I played in the dirt today. Spring is here, and there is a spot near my back door that has been crying out for cultivation. Two years ago I moved a very old woodpile from that location. Since it gets plenty of sun, I put a few candy roaster squash in and harvested a bumper crop. Last year it lay fallow.

Many things lay fallow at Shady Hollow last year. It was in April that my husband became ill. It was a long spring and summer filled with surgeries, visiting nurses, therapy, fast trips to the ER and near misses with the Lord of the Underworld.
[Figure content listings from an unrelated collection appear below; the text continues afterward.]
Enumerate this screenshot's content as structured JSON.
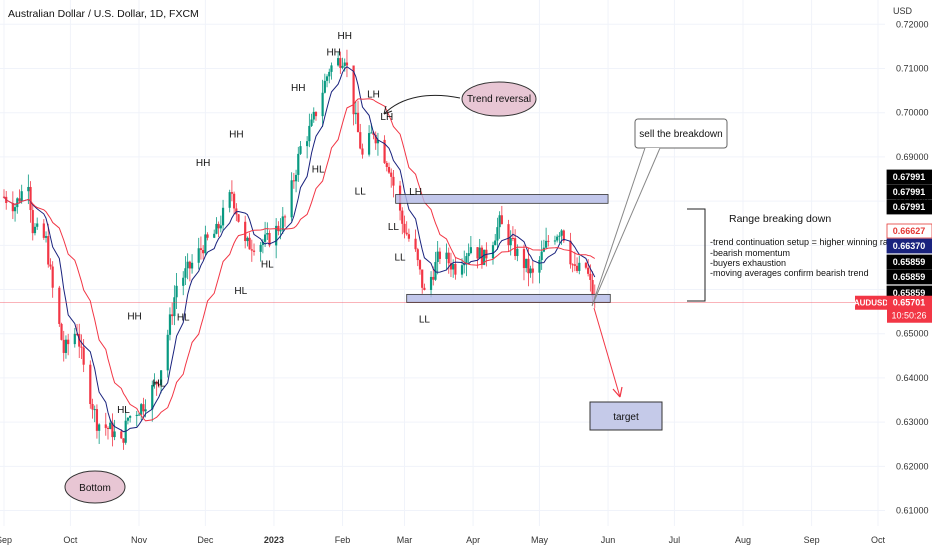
{
  "header": {
    "title": "Australian Dollar / U.S. Dollar, 1D, FXCM",
    "currency": "USD"
  },
  "chart_data": {
    "type": "candlestick",
    "symbol": "AUDUSD",
    "ylim": [
      0.6065,
      0.7255
    ],
    "y_ticks": [
      "0.72000",
      "0.71000",
      "0.70000",
      "0.69000",
      "0.68000",
      "0.67000",
      "0.66000",
      "0.65000",
      "0.64000",
      "0.63000",
      "0.62000",
      "0.61000"
    ],
    "y_tick_values": [
      0.72,
      0.71,
      0.7,
      0.69,
      0.68,
      0.67,
      0.66,
      0.65,
      0.64,
      0.63,
      0.62,
      0.61
    ],
    "x_ticks": [
      "Sep",
      "Oct",
      "Nov",
      "Dec",
      "2023",
      "Feb",
      "Mar",
      "Apr",
      "May",
      "Jun",
      "Jul",
      "Aug",
      "Sep",
      "Oct"
    ],
    "x_tick_dates": [
      "2022-09-01",
      "2022-10-01",
      "2022-11-01",
      "2022-12-01",
      "2023-01-01",
      "2023-02-01",
      "2023-03-01",
      "2023-04-01",
      "2023-05-01",
      "2023-06-01",
      "2023-07-01",
      "2023-08-01",
      "2023-09-01",
      "2023-10-01"
    ],
    "x_range": [
      "2022-09-01",
      "2023-10-01"
    ],
    "price_badges": [
      {
        "value": "0.67991",
        "bg": "#000000",
        "fg": "#ffffff"
      },
      {
        "value": "0.67991",
        "bg": "#000000",
        "fg": "#ffffff"
      },
      {
        "value": "0.67991",
        "bg": "#000000",
        "fg": "#ffffff"
      },
      {
        "value": "0.66627",
        "bg": "#ffffff",
        "fg": "#e53935"
      },
      {
        "value": "0.66370",
        "bg": "#1a237e",
        "fg": "#ffffff"
      },
      {
        "value": "0.65859",
        "bg": "#000000",
        "fg": "#ffffff"
      },
      {
        "value": "0.65859",
        "bg": "#000000",
        "fg": "#ffffff"
      },
      {
        "value": "0.65859",
        "bg": "#000000",
        "fg": "#ffffff"
      }
    ],
    "last_price": {
      "symbol": "AUDUSD",
      "value": "0.65701",
      "countdown": "10:50:26",
      "color": "#f23645"
    },
    "swing_labels": [
      {
        "text": "HH",
        "date": "2022-11-30",
        "price": 0.687,
        "anchor": "above"
      },
      {
        "text": "HH",
        "date": "2022-12-15",
        "price": 0.6935,
        "anchor": "above"
      },
      {
        "text": "HH",
        "date": "2023-01-12",
        "price": 0.704,
        "anchor": "above"
      },
      {
        "text": "HH",
        "date": "2023-01-28",
        "price": 0.712,
        "anchor": "above"
      },
      {
        "text": "HH",
        "date": "2023-02-02",
        "price": 0.7158,
        "anchor": "above"
      },
      {
        "text": "LH",
        "date": "2023-02-15",
        "price": 0.7025,
        "anchor": "above"
      },
      {
        "text": "LH",
        "date": "2023-02-21",
        "price": 0.6975,
        "anchor": "above"
      },
      {
        "text": "LH",
        "date": "2023-03-06",
        "price": 0.6805,
        "anchor": "above"
      },
      {
        "text": "HH",
        "date": "2022-10-30",
        "price": 0.6523,
        "anchor": "above"
      },
      {
        "text": "HL",
        "date": "2022-10-25",
        "price": 0.6345,
        "anchor": "below"
      },
      {
        "text": "HL",
        "date": "2022-11-10",
        "price": 0.6405,
        "anchor": "below"
      },
      {
        "text": "HL",
        "date": "2022-11-21",
        "price": 0.6555,
        "anchor": "below"
      },
      {
        "text": "HL",
        "date": "2022-12-17",
        "price": 0.6615,
        "anchor": "below"
      },
      {
        "text": "HL",
        "date": "2022-12-29",
        "price": 0.6675,
        "anchor": "below"
      },
      {
        "text": "HL",
        "date": "2023-01-21",
        "price": 0.689,
        "anchor": "below"
      },
      {
        "text": "LL",
        "date": "2023-02-09",
        "price": 0.684,
        "anchor": "below"
      },
      {
        "text": "LL",
        "date": "2023-02-24",
        "price": 0.676,
        "anchor": "below"
      },
      {
        "text": "LL",
        "date": "2023-02-27",
        "price": 0.669,
        "anchor": "below"
      },
      {
        "text": "LL",
        "date": "2023-03-10",
        "price": 0.655,
        "anchor": "below"
      }
    ],
    "zones": [
      {
        "date_start": "2023-02-25",
        "date_end": "2023-06-01",
        "price_high": 0.6815,
        "price_low": 0.6795,
        "color": "#b3b9e6"
      },
      {
        "date_start": "2023-03-02",
        "date_end": "2023-06-02",
        "price_high": 0.6589,
        "price_low": 0.6571,
        "color": "#b3b9e6"
      }
    ],
    "annotations": {
      "bottom": "Bottom",
      "trend_reversal": "Trend reversal",
      "sell_breakdown": "sell the breakdown",
      "range_title": "Range breaking down",
      "range_notes": [
        "-trend continuation setup = higher winning rate",
        "-bearish momentum",
        "-buyers exhaustion",
        "-moving averages confirm bearish trend"
      ],
      "target": "target"
    },
    "colors": {
      "up": "#089981",
      "down": "#f23645",
      "ma_fast": "#1a237e",
      "ma_slow": "#f23645",
      "zone": "#b3b9e6",
      "bubble": "#e8c6d4",
      "target_box": "#c5cae9"
    }
  }
}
The seemingly never-ending cycle lasted well into fall. While I nursed my husband the garden took care of itself. It endured drought and hardship outside as we dealt with pain, uncertainty, and the shadow of death inside.

Time seemed to stop inside the cottage. Winter came and we learned how to live with my husband in a wheelchair. We learned how to cope with simple things not being so simple anymore. When the Silver Wheel turned and the first crocus emerged to sample the air and then bloom, our hearts sang.

He can no longer walk down the hill to the Fairy Tree and see the back garden from ground level. This bothers him, for we tended the plants and trees there together for nearly 18 years. He can see it from the deck, however, which gives him a birds-eye view. So he hasn't lost the hidden garden, he is just looking from a different vantage point. The fairies, well they come up to visit with him. (Yes, there really are fairies at the bottom of our garden.)

If things go well, the garden spot at the back door will soon be home to tomato and cucumbers with a few flowers thrown in for good measure. The remaining spots will also be tilled and will become home to various other vegetables and flowers. I will once again go into battle with wild honeysuckle and poison ivy vines that are itching to take over. If things go well, the majority of the stain under my fingernails will be Shady Hollow soil and not just the grime from my job at the factory. If things go well, there will be herbs drying in every nook and cranny. Motherwort, mugwort, catnip, sage, lemon balm, bee balm, spearmint, hmmmm, the cottage smells delicious when the herbs are freshly harvested and hug to dry.

So much of what was normal here changed last April. The new normal is far removed from the old. To me, who is as much a crazy plant lady as a crazy cat lady, I regained a little piece of the old normal today. I played in the dirt.